Under normal circumstances, the blood lactate level is 1-2 mmol/L.
During intense physical exertion, lactate levels increase.
Lactate accumulation is associated with fatigue and decreased performance.
The anaerobic threshold
the exercise intensity where lactate production exceeds the rate of removal.
It is often used in athletes to evaluate performance and training effectiveness.
High lactate levels (>4 mmol/L) reduce performance and accelerate fatigue.
Lower lactate levels indicate better endurance and sustained performance over a longer period of time.
At an older age
the effect of allulose may be relatively greater as it can counteract the decline in performance associated with age .
In a study
48-week-old (middle-aged) mice given allulose supplementation showed increased quadriceps muscle mass and grip strength compared to the control group.
The mechanism of action of allulose for increasing muscle mass and strength:
- increases the expression of insulin-like growth factor 1 (IGF-1) and downstream factors related to protein synthesis
- inhibits myostatin, which is associated with protein breakdown
- regulates the mTOR signaling pathway and reduces autophagy (self-eating) in muscles
- increases the activity of antioxidant enzymes
These results suggest that allulose may improve age-related sarcopenia (muscle loss) by enhancing antioxidant properties and altering mRNA and protein expression.

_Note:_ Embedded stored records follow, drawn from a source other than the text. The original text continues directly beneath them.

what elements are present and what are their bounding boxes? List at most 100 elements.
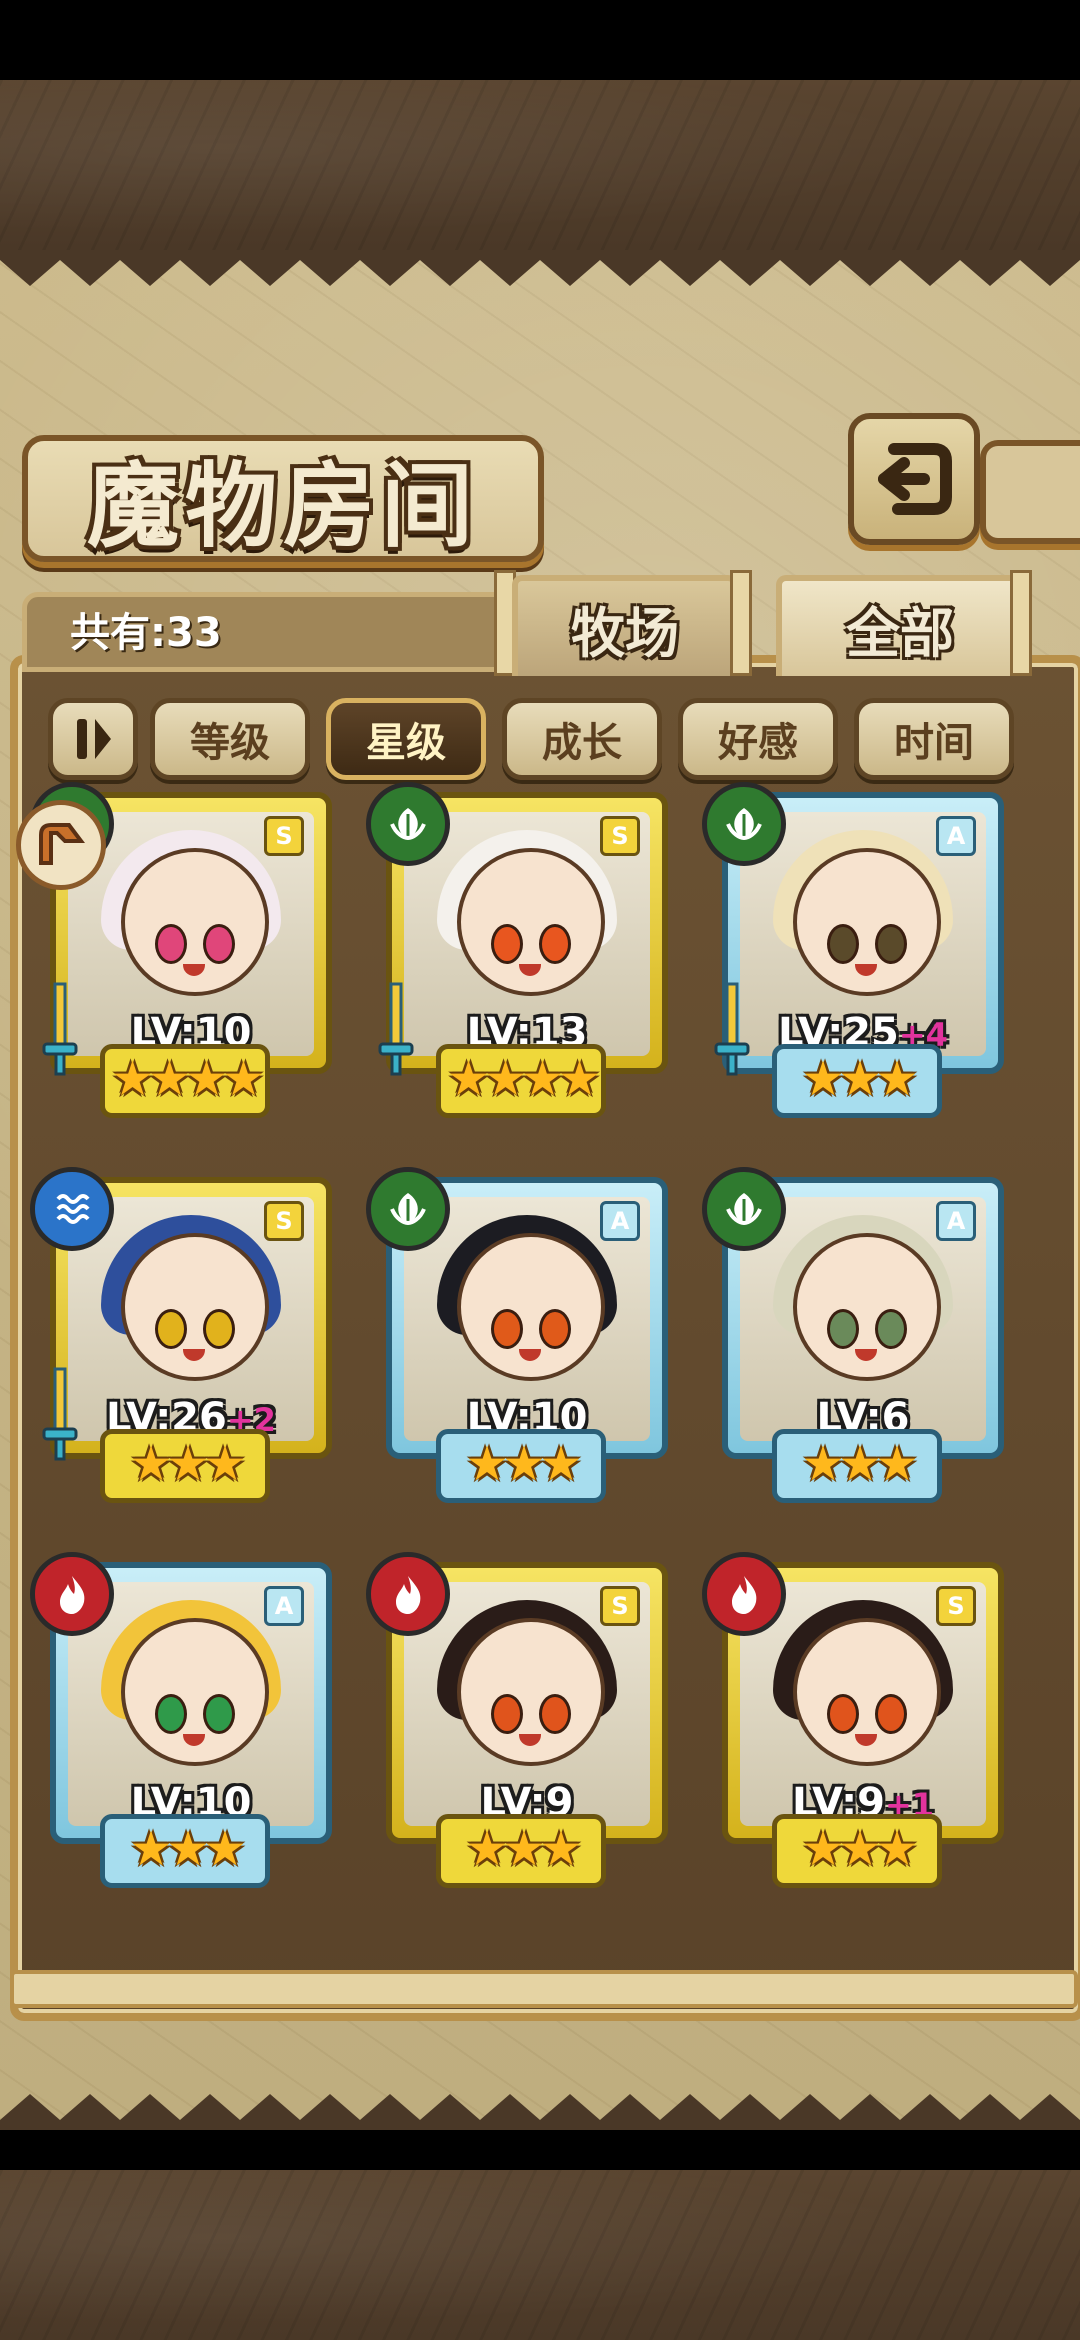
monster-count: 共有:33 — [70, 610, 222, 656]
monster-card[interactable]: A LV:10 ★★★ — [30, 1552, 332, 1888]
star-rating: ★★★ — [801, 1821, 918, 1877]
sort-by-affection-label: 好感 — [718, 720, 798, 766]
filter-button[interactable] — [16, 800, 106, 890]
rank-badge: S — [936, 1586, 976, 1626]
zigzag-bottom-edge — [0, 2094, 1080, 2130]
monster-eye — [875, 1694, 907, 1734]
monster-mouth — [855, 1349, 877, 1361]
star-rating: ★★★ — [465, 1436, 582, 1492]
leaf-element-icon — [702, 1167, 786, 1251]
monster-eye — [875, 924, 907, 964]
sort-by-time-label: 时间 — [894, 720, 974, 766]
monster-eye — [491, 1309, 523, 1349]
monster-face — [121, 1618, 269, 1766]
sword-icon — [42, 982, 78, 1076]
tab-ranch-label: 牧场 — [571, 602, 679, 665]
rank-badge: S — [264, 1201, 304, 1241]
title-plate: 魔物房间 — [22, 435, 544, 562]
monster-face — [121, 1233, 269, 1381]
monster-eye — [539, 924, 571, 964]
rank-badge: A — [936, 1201, 976, 1241]
sword-icon — [42, 1367, 78, 1461]
monster-card[interactable]: S LV:13 ★★★★ — [366, 782, 668, 1118]
monster-eye — [491, 924, 523, 964]
monster-eye — [875, 1309, 907, 1349]
fire-element-icon — [702, 1552, 786, 1636]
stars-plate: ★★★ — [100, 1814, 270, 1888]
water-element-icon — [30, 1167, 114, 1251]
sort-by-stars-button[interactable]: 星级 — [326, 698, 486, 780]
monster-mouth — [183, 1349, 205, 1361]
monster-card[interactable]: S LV:9+1 ★★★ — [702, 1552, 1004, 1888]
back-button-rail — [980, 440, 1080, 544]
star-rating: ★★★ — [129, 1821, 246, 1877]
star-rating: ★★★ — [129, 1436, 246, 1492]
rank-badge: A — [600, 1201, 640, 1241]
sort-order-button[interactable] — [48, 698, 138, 780]
tab-ranch[interactable]: 牧场 — [512, 575, 738, 676]
monster-eye — [539, 1309, 571, 1349]
stars-plate: ★★★ — [772, 1429, 942, 1503]
rank-badge: A — [936, 816, 976, 856]
monster-card[interactable]: A LV:25+4 ★★★ — [702, 782, 1004, 1118]
stars-plate: ★★★ — [772, 1814, 942, 1888]
monster-face — [793, 1618, 941, 1766]
fire-element-icon — [366, 1552, 450, 1636]
monster-face — [457, 1233, 605, 1381]
monster-face — [457, 1618, 605, 1766]
stars-plate: ★★★ — [436, 1429, 606, 1503]
monster-card[interactable]: A LV:6 ★★★ — [702, 1167, 1004, 1503]
rank-badge: A — [264, 1586, 304, 1626]
sort-by-affection-button[interactable]: 好感 — [678, 698, 838, 780]
bottom-map-band — [0, 2170, 1080, 2340]
sort-by-stars-label: 星级 — [366, 720, 446, 766]
monster-grid: S LV:10 ★★★★ S LV:13 ★★★★ A LV:25+4 ★★★ S LV:26+2 ★… — [30, 782, 1050, 1962]
monster-mouth — [519, 1349, 541, 1361]
stars-plate: ★★★ — [436, 1814, 606, 1888]
monster-face — [121, 848, 269, 996]
monster-face — [793, 848, 941, 996]
monster-eye — [491, 1694, 523, 1734]
monster-card[interactable]: S LV:26+2 ★★★ — [30, 1167, 332, 1503]
monster-mouth — [519, 964, 541, 976]
back-button[interactable] — [848, 413, 980, 545]
monster-eye — [203, 1309, 235, 1349]
monster-face — [793, 1233, 941, 1381]
stars-plate: ★★★★ — [436, 1044, 606, 1118]
monster-card[interactable]: S LV:9 ★★★ — [366, 1552, 668, 1888]
leaf-element-icon — [702, 782, 786, 866]
sort-by-time-button[interactable]: 时间 — [854, 698, 1014, 780]
filter-icon — [39, 823, 85, 865]
monster-eye — [203, 1694, 235, 1734]
monster-eye — [827, 1309, 859, 1349]
panel-bottom-bar — [10, 1970, 1078, 2008]
monster-card[interactable]: A LV:10 ★★★ — [366, 1167, 668, 1503]
sort-order-icon — [77, 719, 111, 759]
tab-all[interactable]: 全部 — [776, 575, 1024, 676]
zigzag-top-edge — [0, 250, 1080, 286]
rank-badge: S — [600, 1586, 640, 1626]
page-title: 魔物房间 — [86, 453, 479, 560]
return-icon — [878, 443, 952, 515]
rank-badge: S — [600, 816, 640, 856]
stars-plate: ★★★ — [100, 1429, 270, 1503]
monster-eye — [155, 1694, 187, 1734]
monster-eye — [203, 924, 235, 964]
monster-mouth — [183, 964, 205, 976]
leaf-element-icon — [366, 1167, 450, 1251]
monster-mouth — [855, 1734, 877, 1746]
rank-badge: S — [264, 816, 304, 856]
star-rating: ★★★ — [465, 1821, 582, 1877]
tab-post — [730, 570, 752, 676]
sort-by-level-button[interactable]: 等级 — [150, 698, 310, 780]
monster-eye — [827, 924, 859, 964]
sort-by-growth-button[interactable]: 成长 — [502, 698, 662, 780]
sword-icon — [378, 982, 414, 1076]
monster-mouth — [519, 1734, 541, 1746]
monster-eye — [539, 1694, 571, 1734]
monster-eye — [155, 924, 187, 964]
monster-eye — [155, 1309, 187, 1349]
tab-all-label: 全部 — [846, 602, 954, 665]
sort-by-growth-label: 成长 — [542, 720, 622, 766]
sword-icon — [714, 982, 750, 1076]
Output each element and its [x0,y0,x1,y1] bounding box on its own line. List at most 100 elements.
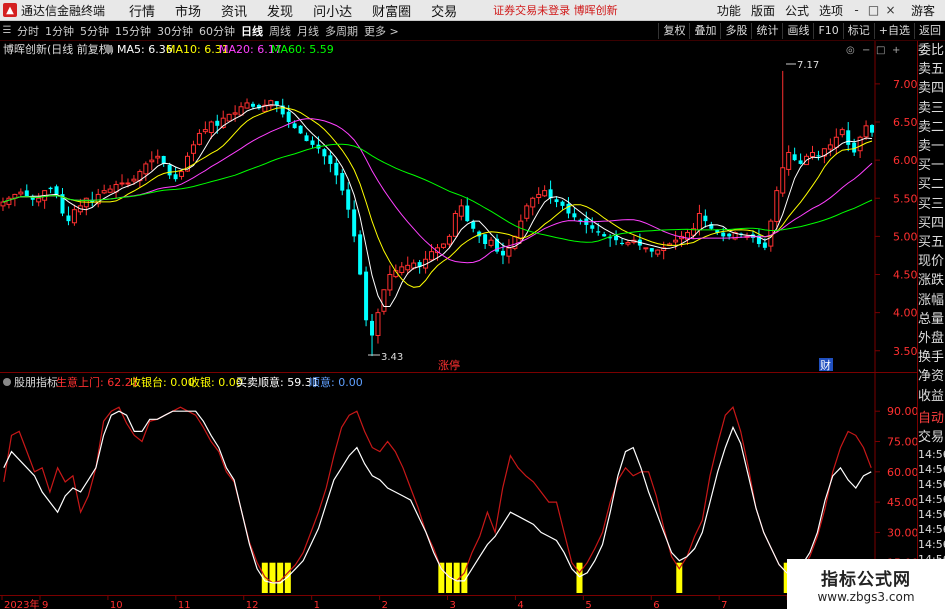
date-label: 2 [382,600,388,609]
login-promo-link[interactable]: 证券交易未登录 博晖创新 [493,2,618,18]
indicator-value-5: 顺意: 0.00 [309,375,363,389]
candle-body [590,225,595,229]
quote-field-list: 委比 卖五 卖四 卖三 卖二 卖一 买一 买二 买三 买四 买五 现价 涨跌 涨幅 总量 外盘 换手 净资 收益 [918,41,945,406]
menu-gongshi[interactable]: 公式 [780,2,814,19]
site-watermark: 指标公式网 www.zbgs3.com [787,559,945,609]
period-multi[interactable]: 多周期 [322,23,361,39]
limit-up-tag[interactable]: 涨停 [438,358,460,372]
expand-icon[interactable]: □ [876,45,885,56]
quote-field: 收益 [918,388,945,404]
menu-banmian[interactable]: 版面 [746,2,780,19]
y-tick-label: 5.50 [893,192,917,205]
guest-login-button[interactable]: 游客 [911,2,935,19]
candle-body [0,201,6,207]
menu-faxian[interactable]: 发现 [257,1,303,20]
menu-caifuquan[interactable]: 财富圈 [362,1,421,20]
period-fenshi[interactable]: 分时 [14,23,42,39]
app-window: ▲ 通达信金融终端 行情 市场 资讯 发现 问小达 财富圈 交易 证券交易未登录… [0,0,945,609]
period-1min[interactable]: 1分钟 [42,23,77,39]
candle-body [827,144,833,150]
period-60min[interactable]: 60分钟 [196,23,238,39]
candle-body [71,209,77,224]
date-label: 4 [517,600,523,609]
candle-body [870,125,875,133]
candle-body [673,239,679,243]
period-weekly[interactable]: 周线 [266,23,294,39]
menu-shichang[interactable]: 市场 [165,1,211,20]
auto-label[interactable]: 自动 [918,409,945,428]
fuquan-button[interactable]: 复权 [658,22,689,39]
plus-icon[interactable]: + [892,45,900,56]
menu-gongneng[interactable]: 功能 [712,2,746,19]
period-30min[interactable]: 30分钟 [154,23,196,39]
period-monthly[interactable]: 月线 [294,23,322,39]
menu-zixun[interactable]: 资讯 [211,1,257,20]
menu-wenxiaoda[interactable]: 问小达 [303,1,362,20]
quote-field: 买四 [918,215,945,231]
indicator-header: 股朋指标 生意上门: 62.21 收银台: 0.00 收银: 0.00 买卖顺意… [3,375,363,389]
close-button[interactable]: × [882,3,899,17]
statistics-button[interactable]: 统计 [751,22,782,39]
toolbar-menu-icon[interactable]: ☰ [0,23,14,39]
ma60-label: MA60: 5.59 [271,43,334,56]
quote-field: 卖四 [918,81,945,97]
candle-body [542,190,548,197]
mark-button[interactable]: 标记 [842,22,874,39]
period-15min[interactable]: 15分钟 [112,23,154,39]
candle-body [488,239,494,246]
minimize-button[interactable]: - [848,3,865,17]
ind-y-tick-label: 60.00 [887,466,917,479]
menu-jiaoyi[interactable]: 交易 [421,1,467,20]
candle-body [440,243,446,248]
add-watchlist-button[interactable]: +自选 [873,22,914,39]
quote-field: 换手 [918,350,945,366]
f10-button[interactable]: F10 [813,22,842,39]
app-logo-icon: ▲ [3,3,17,17]
indicator-settings-icon[interactable] [3,378,11,386]
candle-body [572,213,577,218]
candles [0,70,875,357]
candle-body [536,193,542,199]
period-daily[interactable]: 日线 [238,23,266,39]
indicator-name: 股朋指标 [14,375,58,389]
overlay-button[interactable]: 叠加 [689,22,720,39]
candle-body [500,250,505,256]
draw-line-button[interactable]: 画线 [782,22,813,39]
date-label: 2023年 [4,598,39,609]
logo-glyph: ▲ [6,4,14,16]
trade-time: 14:56 [918,493,945,507]
candle-body [6,197,12,205]
candle-body [863,125,869,138]
kline-svg[interactable]: 7.00 6.50 6.00 5.50 5.00 4.50 4.00 3.50 博晖创新(日线… [0,41,917,372]
multi-stock-button[interactable]: 多股 [720,22,751,39]
candle-body [774,190,780,223]
kline-chart[interactable]: 7.00 6.50 6.00 5.50 5.00 4.50 4.00 3.50 博晖创新(日线… [0,41,917,372]
finance-tag[interactable]: 财 [820,358,831,372]
candle-body [798,160,803,164]
settings-dot-icon[interactable] [105,45,113,53]
candle-body [340,173,345,191]
candle-body [381,289,387,312]
candle-body [560,201,565,206]
candle-body [727,233,732,237]
candle-body [655,249,661,255]
candle-body [786,152,792,170]
candle-body [452,213,458,237]
indicator-chart[interactable]: 90.0075.0060.0045.0030.0015.00 股朋指标 生意上门… [0,372,917,595]
indicator-svg[interactable]: 90.0075.0060.0045.0030.0015.00 股朋指标 生意上门… [0,373,917,595]
date-label: 9 [42,600,48,609]
period-toolbar: ☰ 分时 1分钟 5分钟 15分钟 30分钟 60分钟 日线 周线 月线 多周期… [0,21,945,41]
menu-hangqing[interactable]: 行情 [119,1,165,20]
candle-body [780,167,786,194]
maximize-button[interactable]: □ [865,3,882,17]
quote-field: 卖五 [918,62,945,78]
circle-icon[interactable]: ◎ [846,45,855,56]
back-button[interactable]: 返回 [914,22,945,39]
trade-label[interactable]: 交易 [918,428,945,447]
period-5min[interactable]: 5分钟 [77,23,112,39]
minus-icon[interactable]: − [862,45,870,56]
menu-xuanxiang[interactable]: 选项 [814,2,848,19]
quote-field: 买一 [918,158,945,174]
period-more[interactable]: 更多 > [361,23,402,39]
chart-title: 博晖创新(日线 前复权) [3,42,114,56]
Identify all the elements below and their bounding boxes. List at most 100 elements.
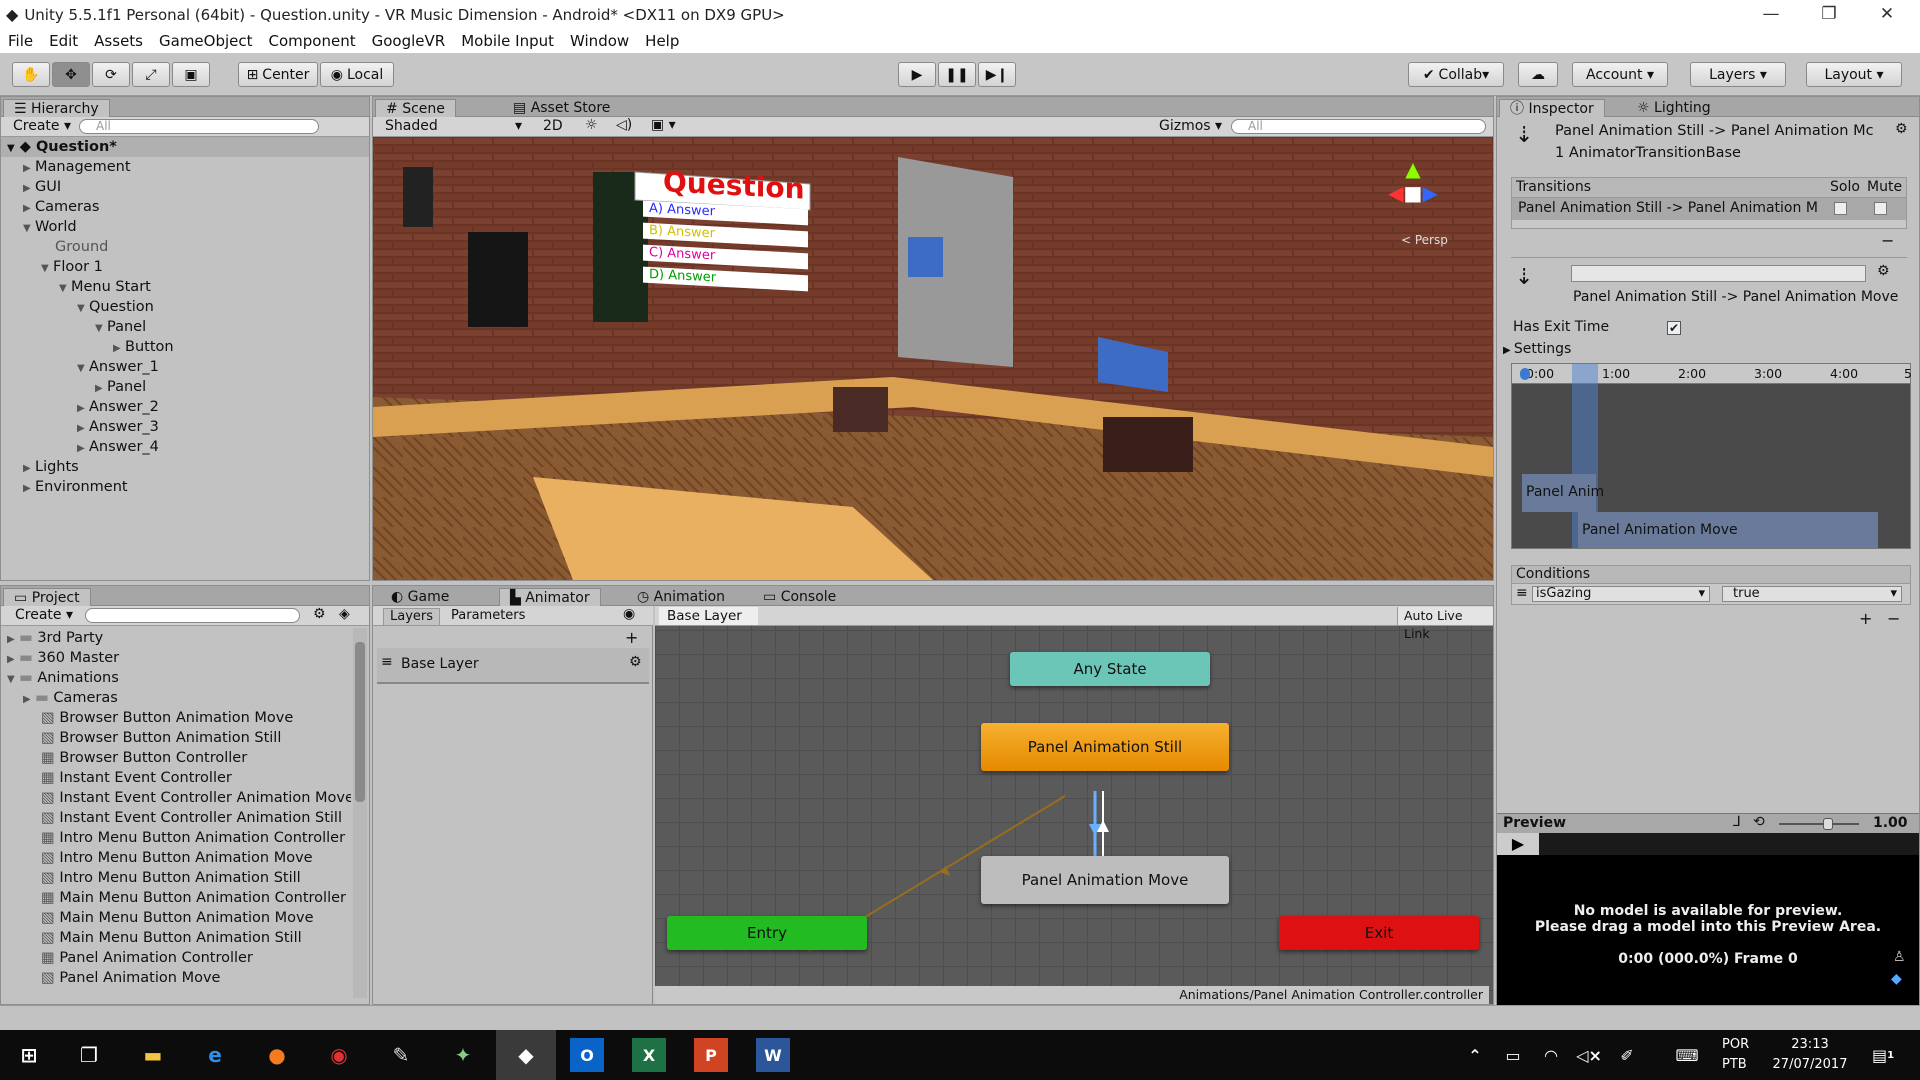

Allulose therefore affects autophagy in a complex way, primarily reducing it in muscles, which may contribute to the preservation of muscle mass and strength, especially in older age.
Allulose also has dental benefits, as it is less likely to cause tooth decay than traditional sugar.
The body does not process it, so most of the allulose we consume is excreted.
It can be useful for diabetics and those who want to maintain stable blood sugar levels.
Manufacturing process
1. Starting material:
Allulose is usually produced from corn starch or fructose obtained from sugar beets.
2. Enzymatic conversion:
Fructose is converted into allulose using a special enzyme called D-psicose-3-epimerase (DPEase).
This enzyme modifies the structure of fructose, but does not change its sweet taste.
3. Cleaning and filtering:
The converted solution is filtered and purified to remove residual fructose and other impurities.
4. The liquid thus obtained is sold as syrup or crystallized and marketed as such.
Sustainability and benefits
Enzymatic production is more environmentally friendly than the production of sugar substitutes by chemical means.
Non-GMO versions are also available.
It is stable and heat-resistant, so it is suitable for baking and cooking.